Not only does Kraków have a main square, as Trevor had assumed — it’s one of Europe’s prettiest, and not a bad grand finale to my epic journey from the moors of South England to the plains of Poland. Stumbling slack-jawed through the Main Market Square, I found a bench and waited out the few remaining minutes before our meeting time. And then, as the bells of St. Mary’s Church clanged eight times, Trevor popped into view at the opposite corner of the square. “Hey, Hewitt. Welcome to Poland!”

And that’s when I thought: I could get used to this travel thing.

What’s your travel origin story?

One Reply to “Celebrating a Lifelong Love of Travel — and 200 Posts”

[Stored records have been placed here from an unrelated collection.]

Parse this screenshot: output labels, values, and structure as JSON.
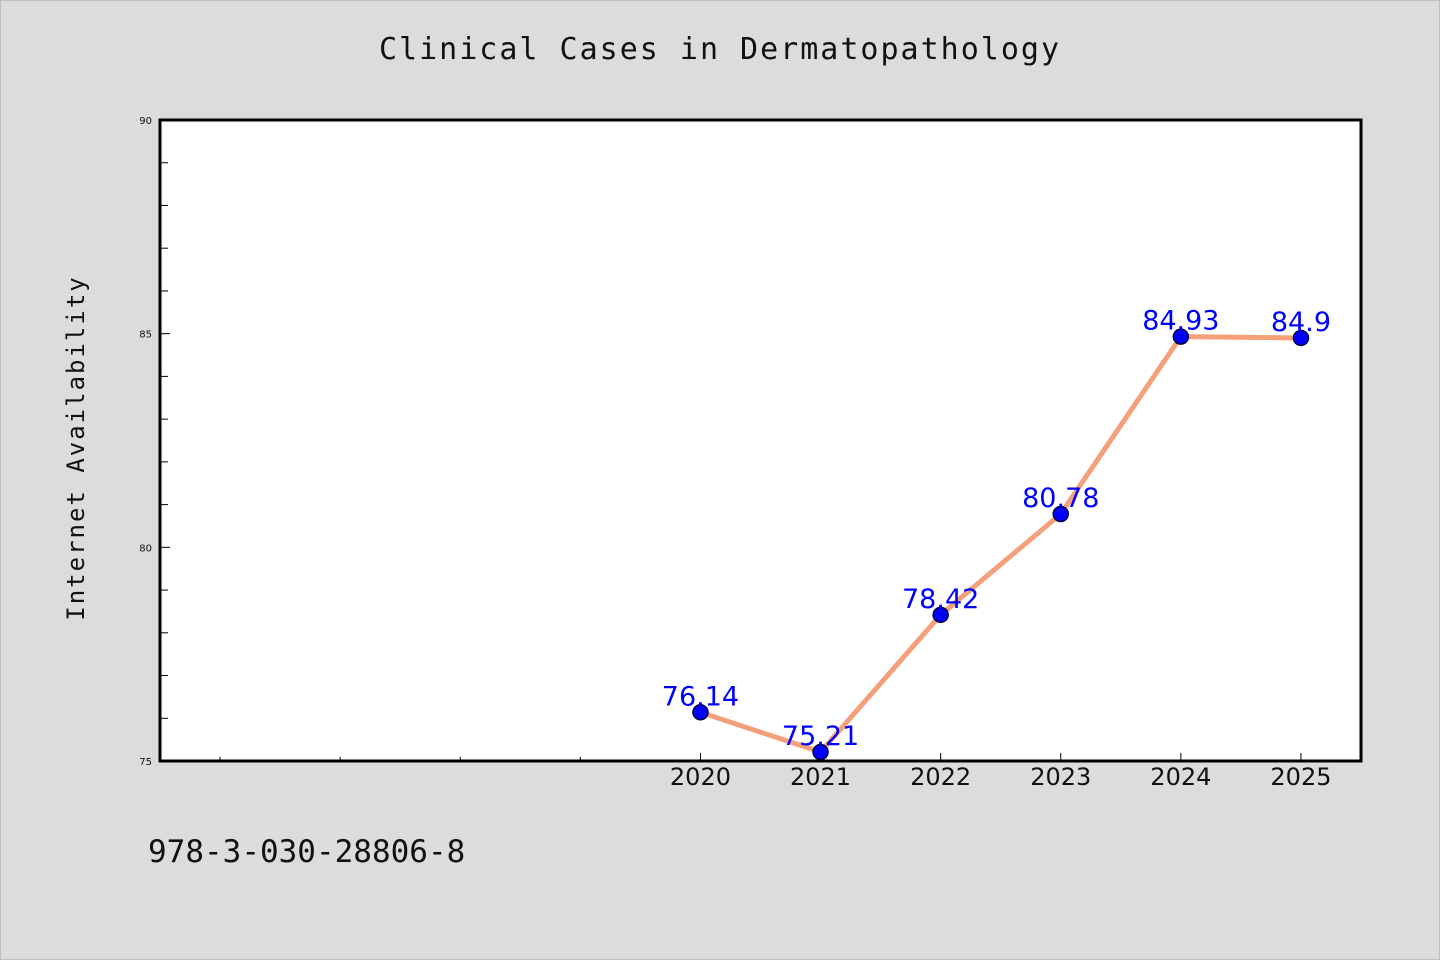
{
  "chart_data": {
    "type": "line",
    "title": "Clinical Cases in Dermatopathology",
    "xlabel": "",
    "ylabel": "Internet Availability",
    "categories": [
      "2020",
      "2021",
      "2022",
      "2023",
      "2024",
      "2025"
    ],
    "x_slots": 10,
    "series": [
      {
        "values": [
          76.14,
          75.21,
          78.42,
          80.78,
          84.93,
          84.9
        ]
      }
    ],
    "data_labels": [
      "76.14",
      "75.21",
      "78.42",
      "80.78",
      "84.93",
      "84.9"
    ],
    "ylim": [
      75,
      90
    ],
    "y_major_ticks": [
      75,
      80,
      85,
      90
    ],
    "y_minor_step": 1,
    "grid": false,
    "legend": "none",
    "colors": {
      "line": "#f4a07a",
      "marker": "#0000ff",
      "marker_edge": "#00003a",
      "label": "#0000ff",
      "axes_frame": "#000000",
      "plot_background": "#ffffff",
      "figure_background": "#dcdcdc"
    }
  },
  "footer": {
    "text": "978-3-030-28806-8"
  }
}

  1. Meeting my friend in Florence where he had been studying the previous semester. We were set to join our law school Summer semester in Prague, in about five days. But first, a grand finale night in Florence with his mates. By four a.m., we had split up and I was left to fend for myself at a tacky disco. Then a cab back to his place (I did remember that much) with a girl I just met who probably didn’t trust me enough to stay, so she took the cab on. Only one problem: no key, and he was not home yet. By five a.m., I decided to climb to the door on the balcony—locked. But I could at least stretch out on the terra-cotta roof tiles. From that vantage point I watched the sun come up over the roofs of Florence in utter peacefulness, and was no longer frustrated about the lockout. 6:45 a.m. my friend comes whistling down the street with his American girlfriend, there I was on the roof. Then on to Zurich!